Die Gedanken begleiten mich in den Schlaf, Margaritha schläft schon tief und fest. Nichts bekommt sie von meiner Aufregung mit. Im Traum kaufe ich ein, bereite vor, koche, dämpfe, grilliere, richte an … eine unruhige Nacht nimmt frühmorgens ihr Ende.
Margaritha als Frühaufsteherin höre ich schon in der Küche hantieren. Bald erscheint sie mit einem Tablett und serviert mir das Morgenessen ans Bett. Wie seit vielen Jahren immer, wenn sie früher aufsteht als ich, (was meistens der Fall ist). Von meiner unruhigen Nacht hat sie nichts mitbekommen. Ich erzähle ihr von meinen Angstzuständen, sie lacht sich krank und hat eine zündende Idee:
„Wir kochen das 5-Franken-Menu. Pro Person darf das Essen maximal 5 Franken kosten, macht 20 Franken für zwei Ehepaare. Der Wein, die Getränke kommen extra dazu“, meint sie ganz entspannt. „Da sind wir aus dem Wettbewerb raus, unsere Kreativität können wir für andere Inhalte einsetzen. Oder höchsten dafür, günstige Waren einzukaufen und damit etwas Leckeres zu kochen!“ Und ich denke mir: “Einen Brunello di Montalcino können wir trotzdem dazu geniessen.“ Und danach tief und entspannt schlafen. Oh, wie ist das Leben doch schön!
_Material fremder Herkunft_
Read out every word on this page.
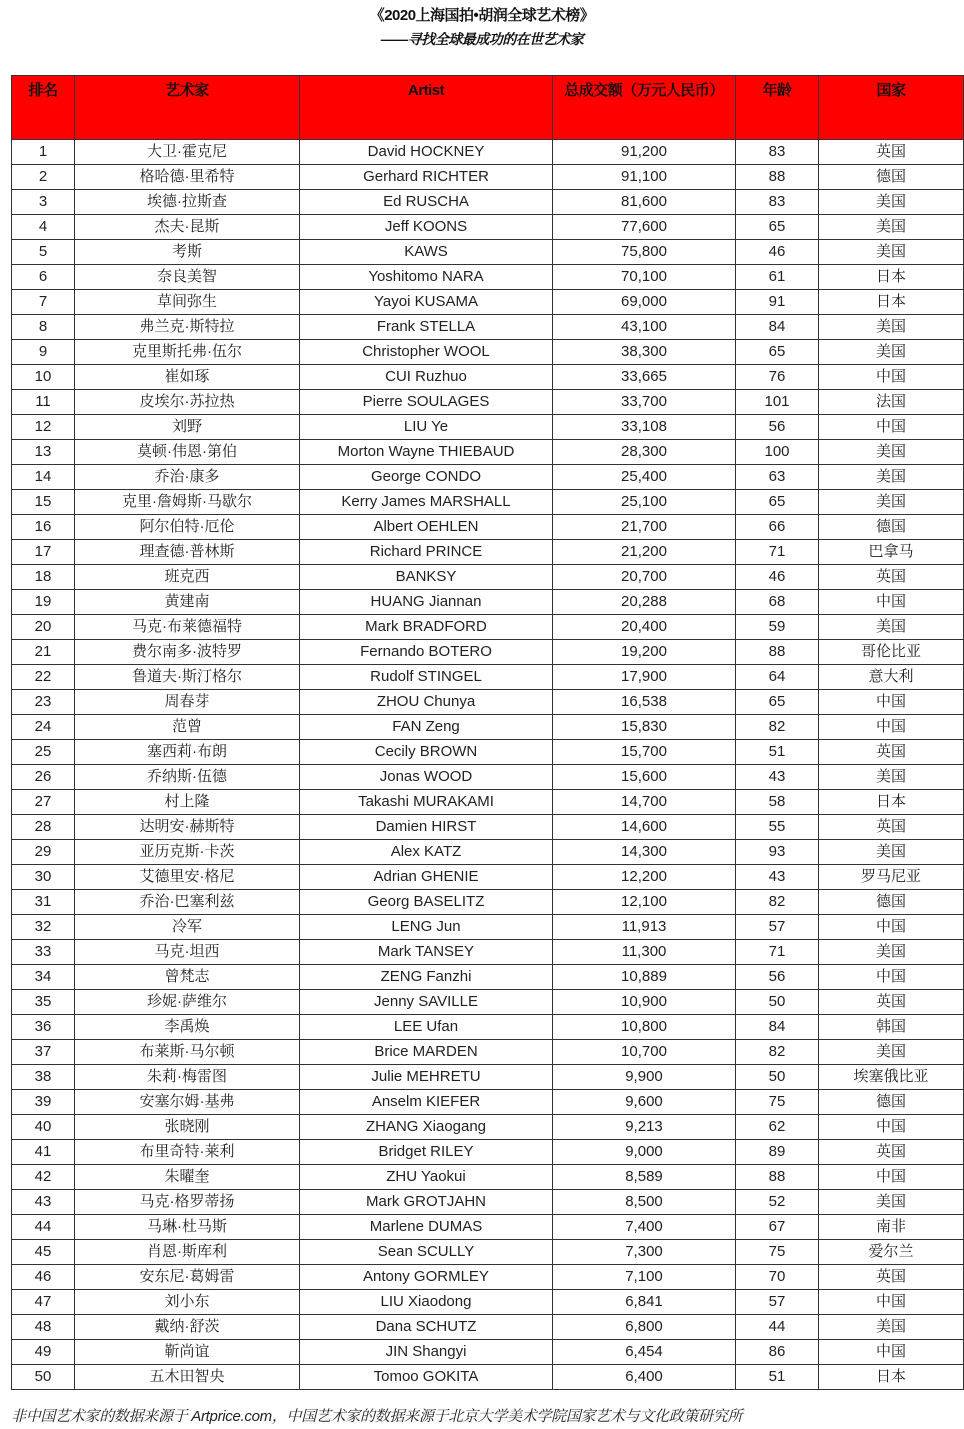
《2020上海国拍•胡润全球艺术榜》
——寻找全球最成功的在世艺术家
排名	艺术家	Artist	总成交额（万元人民币）	年龄	国家
1	大卫·霍克尼	David HOCKNEY	91,200	83	英国
2	格哈德·里希特	Gerhard RICHTER	91,100	88	德国
3	埃德·拉斯查	Ed RUSCHA	81,600	83	美国
4	杰夫·昆斯	Jeff KOONS	77,600	65	美国
5	考斯	KAWS	75,800	46	美国
6	奈良美智	Yoshitomo NARA	70,100	61	日本
7	草间弥生	Yayoi KUSAMA	69,000	91	日本
8	弗兰克·斯特拉	Frank STELLA	43,100	84	美国
9	克里斯托弗·伍尔	Christopher WOOL	38,300	65	美国
10	崔如琢	CUI Ruzhuo	33,665	76	中国
11	皮埃尔·苏拉热	Pierre SOULAGES	33,700	101	法国
12	刘野	LIU Ye	33,108	56	中国
13	莫顿·伟恩·第伯	Morton Wayne THIEBAUD	28,300	100	美国
14	乔治·康多	George CONDO	25,400	63	美国
15	克里·詹姆斯·马歇尔	Kerry James MARSHALL	25,100	65	美国
16	阿尔伯特·厄伦	Albert OEHLEN	21,700	66	德国
17	理查德·普林斯	Richard PRINCE	21,200	71	巴拿马
18	班克西	BANKSY	20,700	46	英国
19	黄建南	HUANG Jiannan	20,288	68	中国
20	马克·布莱德福特	Mark BRADFORD	20,400	59	美国
21	费尔南多·波特罗	Fernando BOTERO	19,200	88	哥伦比亚
22	鲁道夫·斯汀格尔	Rudolf STINGEL	17,900	64	意大利
23	周春芽	ZHOU Chunya	16,538	65	中国
24	范曾	FAN Zeng	15,830	82	中国
25	塞西莉·布朗	Cecily BROWN	15,700	51	英国
26	乔纳斯·伍德	Jonas WOOD	15,600	43	美国
27	村上隆	Takashi MURAKAMI	14,700	58	日本
28	达明安·赫斯特	Damien HIRST	14,600	55	英国
29	亚历克斯·卡茨	Alex KATZ	14,300	93	美国
30	艾德里安·格尼	Adrian GHENIE	12,200	43	罗马尼亚
31	乔治·巴塞利兹	Georg BASELITZ	12,100	82	德国
32	冷军	LENG Jun	11,913	57	中国
33	马克·坦西	Mark TANSEY	11,300	71	美国
34	曾梵志	ZENG Fanzhi	10,889	56	中国
35	珍妮·萨维尔	Jenny SAVILLE	10,900	50	英国
36	李禹焕	LEE Ufan	10,800	84	韩国
37	布莱斯·马尔顿	Brice MARDEN	10,700	82	美国
38	朱莉·梅雷图	Julie MEHRETU	9,900	50	埃塞俄比亚
39	安塞尔姆·基弗	Anselm KIEFER	9,600	75	德国
40	张晓刚	ZHANG Xiaogang	9,213	62	中国
41	布里奇特·莱利	Bridget RILEY	9,000	89	英国
42	朱曜奎	ZHU Yaokui	8,589	88	中国
43	马克·格罗蒂扬	Mark GROTJAHN	8,500	52	美国
44	马琳·杜马斯	Marlene DUMAS	7,400	67	南非
45	肖恩·斯库利	Sean SCULLY	7,300	75	爱尔兰
46	安东尼·葛姆雷	Antony GORMLEY	7,100	70	英国
47	刘小东	LIU Xiaodong	6,841	57	中国
48	戴纳·舒茨	Dana SCHUTZ	6,800	44	美国
49	靳尚谊	JIN Shangyi	6,454	86	中国
50	五木田智央	Tomoo GOKITA	6,400	51	日本
非中国艺术家的数据来源于 Artprice.com，中国艺术家的数据来源于北京大学美术学院国家艺术与文化政策研究所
Und übrigens: Die Geschichte hat rein gar nichts zu tun mit lebenden Autoren von Kochbüchern!
Geri Staudenmann, ist Inhaber und Verwaltungsratspräsident der Geri Staudenmann Kommunikation AG, Gründer und Inhaber der santémedia AG und Unternehmensinhaber von BOXENBERN.